Fifth bite: The Station

I now have four small layouts in the Farthing series, each of which can be operated on my desk or the dining table. That should satisfy my daily operating needs for a while, allowing me to take on Farthing’s main station building and platforms.


For this I’m returning to the Newbury theme. When Newbury station was rebuilt during 1908-1910 four lines were laid, with loop lines along the Up and Down platforms and through lines in the center.


This resulted in the above arrangement. Source: Britain from Above.


As we already know, Farthing’s history and layout as a junction station was very similar to Newbury.  So I’ve grabbed this part of the Newbury trackplan and adapted it for Farthing. The two remaining bays are left out for now, but may follow later in one form or another.


As usual it’s very simple. We live in a small flat and I don’t have a layout room, so I’ll join up four modules on the dining table. The modules are stored in an attic room so need to be short and narrow. We have two light work-desks which can be arranged at each end for 150 cm cassettes to slide on. It won’t be practical for my daily running sessions, this is for special occasions.
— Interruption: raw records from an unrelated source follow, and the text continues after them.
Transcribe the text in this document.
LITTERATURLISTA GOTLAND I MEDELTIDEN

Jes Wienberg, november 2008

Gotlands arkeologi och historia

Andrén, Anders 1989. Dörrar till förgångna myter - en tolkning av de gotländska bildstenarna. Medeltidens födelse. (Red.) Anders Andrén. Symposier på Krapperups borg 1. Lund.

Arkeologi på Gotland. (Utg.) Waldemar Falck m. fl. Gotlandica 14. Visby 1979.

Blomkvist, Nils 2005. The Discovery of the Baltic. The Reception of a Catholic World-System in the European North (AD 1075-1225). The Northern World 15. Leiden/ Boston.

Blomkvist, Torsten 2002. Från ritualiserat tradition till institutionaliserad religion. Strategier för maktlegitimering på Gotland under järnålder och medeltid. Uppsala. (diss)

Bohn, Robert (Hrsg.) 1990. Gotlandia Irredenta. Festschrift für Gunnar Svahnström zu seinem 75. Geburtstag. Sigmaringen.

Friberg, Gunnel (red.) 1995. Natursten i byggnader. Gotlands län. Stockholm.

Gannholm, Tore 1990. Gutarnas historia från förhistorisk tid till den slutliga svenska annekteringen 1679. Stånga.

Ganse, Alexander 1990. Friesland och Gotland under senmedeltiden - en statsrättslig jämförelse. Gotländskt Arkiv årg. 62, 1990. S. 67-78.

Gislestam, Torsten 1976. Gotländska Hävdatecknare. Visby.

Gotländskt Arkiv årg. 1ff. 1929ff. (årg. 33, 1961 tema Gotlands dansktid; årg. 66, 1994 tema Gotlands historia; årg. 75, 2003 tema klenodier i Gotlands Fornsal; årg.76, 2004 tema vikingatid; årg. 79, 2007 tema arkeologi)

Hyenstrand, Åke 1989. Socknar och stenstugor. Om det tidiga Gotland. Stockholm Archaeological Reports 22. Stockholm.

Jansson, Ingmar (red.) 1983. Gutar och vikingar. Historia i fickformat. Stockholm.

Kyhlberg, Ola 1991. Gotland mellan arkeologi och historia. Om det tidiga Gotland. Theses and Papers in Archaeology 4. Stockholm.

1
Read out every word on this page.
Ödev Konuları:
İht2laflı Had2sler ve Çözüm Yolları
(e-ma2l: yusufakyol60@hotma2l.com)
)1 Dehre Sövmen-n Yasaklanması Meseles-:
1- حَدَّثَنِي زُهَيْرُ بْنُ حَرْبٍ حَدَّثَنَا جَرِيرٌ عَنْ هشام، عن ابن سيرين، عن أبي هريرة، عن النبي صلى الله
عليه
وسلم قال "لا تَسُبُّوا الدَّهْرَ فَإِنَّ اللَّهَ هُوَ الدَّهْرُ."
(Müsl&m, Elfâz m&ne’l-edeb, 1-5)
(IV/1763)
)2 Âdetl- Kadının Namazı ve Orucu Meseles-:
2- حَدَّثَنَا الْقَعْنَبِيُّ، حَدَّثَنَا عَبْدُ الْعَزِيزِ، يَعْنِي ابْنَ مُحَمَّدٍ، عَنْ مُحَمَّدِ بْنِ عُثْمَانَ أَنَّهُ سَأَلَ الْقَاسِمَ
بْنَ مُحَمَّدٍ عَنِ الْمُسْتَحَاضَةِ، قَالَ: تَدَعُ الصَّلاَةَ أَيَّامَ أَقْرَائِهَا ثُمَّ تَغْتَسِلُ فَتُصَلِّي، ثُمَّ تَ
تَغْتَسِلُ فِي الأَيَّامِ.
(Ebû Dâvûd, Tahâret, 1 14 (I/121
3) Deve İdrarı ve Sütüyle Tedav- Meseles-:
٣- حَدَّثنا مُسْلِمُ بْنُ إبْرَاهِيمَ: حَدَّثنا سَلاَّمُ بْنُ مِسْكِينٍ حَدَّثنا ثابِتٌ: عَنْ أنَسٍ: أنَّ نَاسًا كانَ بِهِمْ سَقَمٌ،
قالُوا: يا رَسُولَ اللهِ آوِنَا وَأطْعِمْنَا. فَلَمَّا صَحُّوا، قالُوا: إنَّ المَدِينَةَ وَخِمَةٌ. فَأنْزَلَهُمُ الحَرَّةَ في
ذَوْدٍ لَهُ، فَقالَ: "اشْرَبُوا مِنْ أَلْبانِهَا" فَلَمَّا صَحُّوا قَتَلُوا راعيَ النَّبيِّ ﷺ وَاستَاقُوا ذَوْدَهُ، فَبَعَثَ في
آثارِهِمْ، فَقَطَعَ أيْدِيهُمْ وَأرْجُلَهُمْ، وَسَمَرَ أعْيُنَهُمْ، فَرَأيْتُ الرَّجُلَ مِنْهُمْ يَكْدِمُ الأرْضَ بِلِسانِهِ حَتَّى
Though limited, the plan is not completely without operational scope, as listed here. The run isn’t that long but I'd rather do something than nothing. If circumstances allow, future modules can add more length. 

One module – the Branch Bay – was the first of the Farthing layouts and so is already done. It just needs the fascia removed, allowing another module to be fitted in front. I’ll still be able to operate it separately during my daily sessions.


I’ve now begun the second module. It will be a scenic board, featuring Farthing’s main station building, viewable from both sides. As simple as it gets.



Except that I have to build this. The station building will be a model of the main Up side building at Newbury.


It is of course still there and can be seen in Google Streetview. Handy when you live across the North Sea during a pandemic.


The architectural style at Newbury was not unique. This is Westbury, where the style appears to have originated when Westbury station was rebuilt in 1899 – indeed Adrian Vaughan calls it the “Westbury style” in his book on GWR architecture. Source: Wikipedia Commons.

A distinctive feature of the style was the shape and decoration of the limestone lintels above rounded windows.


The style was also employed on some other GWR stations in the early 1900s, although without the gables. There were several on the GWR/GCR New Line. This is Bicester North, built 1910. Source: Chiltern Railways on Pinterest.

I spotted a simpler variant in photos of Tyseley, built 1906. Source: Wikipedia Commons.

Back at Newbury, the Upside building is a long structure, as seen here on Google Earth using the handy measuring tool. In 4mm scale it comes out at just under 84 cms. The sensible approach would be to do a compressed version. But I need a challenge, so will do the whole thing.


Here’s a GWR outline drawing of Newbury, with only the wording changed to match Farthing. It’s longer than some of my existing layouts! I’ll build the structure in three main parts, joined by magnets. I anticipate compromises along the way, so expect pragmatism.

Work has begun. I’m tracing the GWR outline drawing in Inkscape in preparation for cutting out brick sheets on my Silhouette Cutter. The GWR drawing is rather rough, but OK for my purposes and I have historical and contemporary photos to work from.

I'm still to decide whether I'll also build the footbridge, seen above. A big task, but tempting. Especially because it’s gone now, removed in 2018 for OLE installation. Slowly, the old world disappears. But modellers are sorcerers, we can bring things back.